Jahangiri remains in the scene. Differences with him may come up and they are for Rouhani to decide. For now, Jahangiri should wait to see what decisions the President will make about him. Is Rouhani happy with his marginalization? If Jahangiri sees that his powers in the administration do not let him make a difference, he should have his last word with Rouhani. If Rouhani approves of Jahangiri’s marginalization, the latter’s vice presidency will not be of much use.


Jahangiri’s brother Mahdi was arrested, sparking a series of attacks on the vice president. Can the arrest cause Jahangiri’s elimination or marginalization in public opinion?

In my opinion, the two have nothing to do with each other. Jahangiri’s popularity during the presidential campaigns turned him into a potential rival for the 2021 election in the eyes of some Principlists. Thus, it turned out that some may want to put pressure on Jahangiri and document Qalibaf’s claims made during the presidential debates. However, I do not believe Jahangiri wants to remain vice president at any cost.

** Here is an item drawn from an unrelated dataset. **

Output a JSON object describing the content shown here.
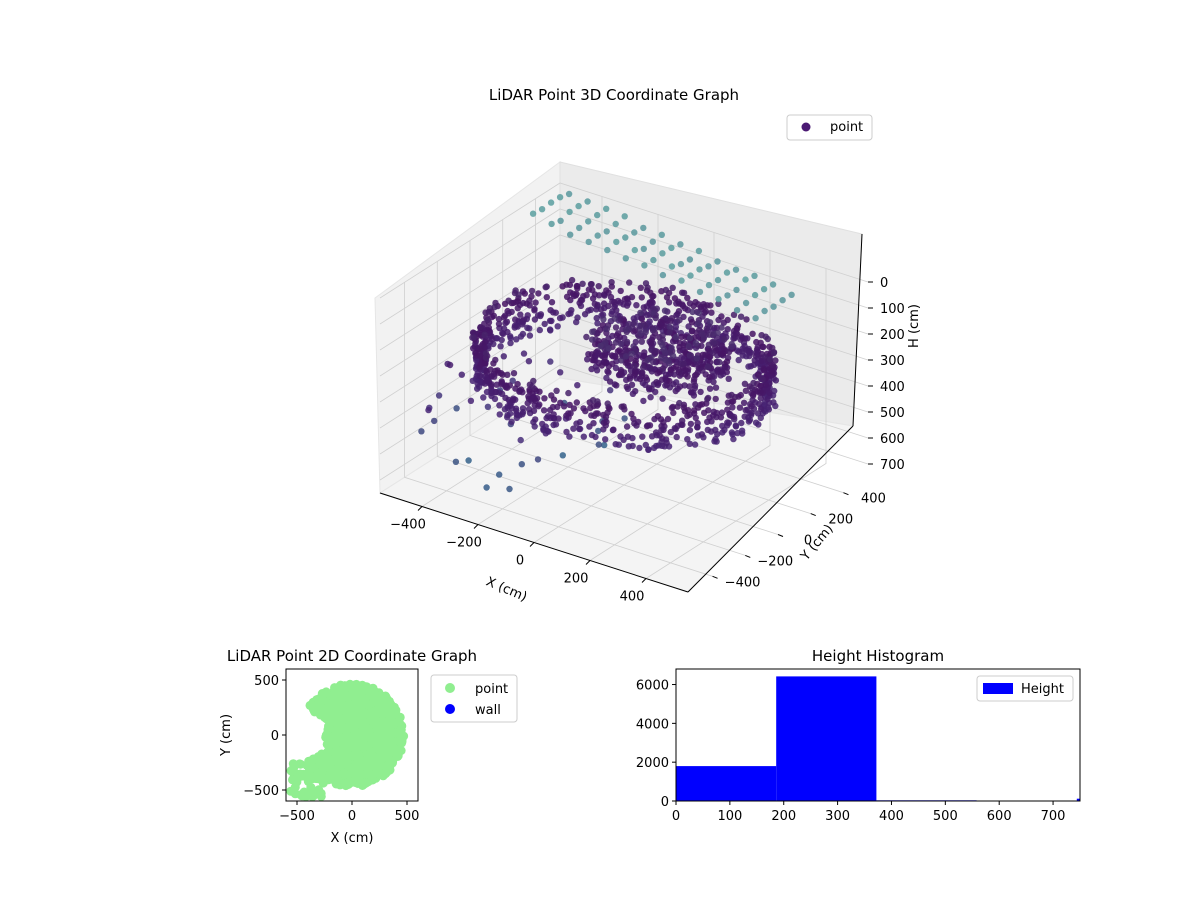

What prospects do you imagine for Jahangiri? Do you think he can make it to the 2021 presidential race?

I believe the public acts quite vigilantly regarding certain issues and understands the targeting behind pressures. The society can tell between real episodes and those with something behind the scene. The fact that his brother was arrested causes no backlash for Mr. Jahangiri. At least not the kind of backlash we see in the cybersphere over the arrest of Hossein Fereidoun, President Rouhani’s brother.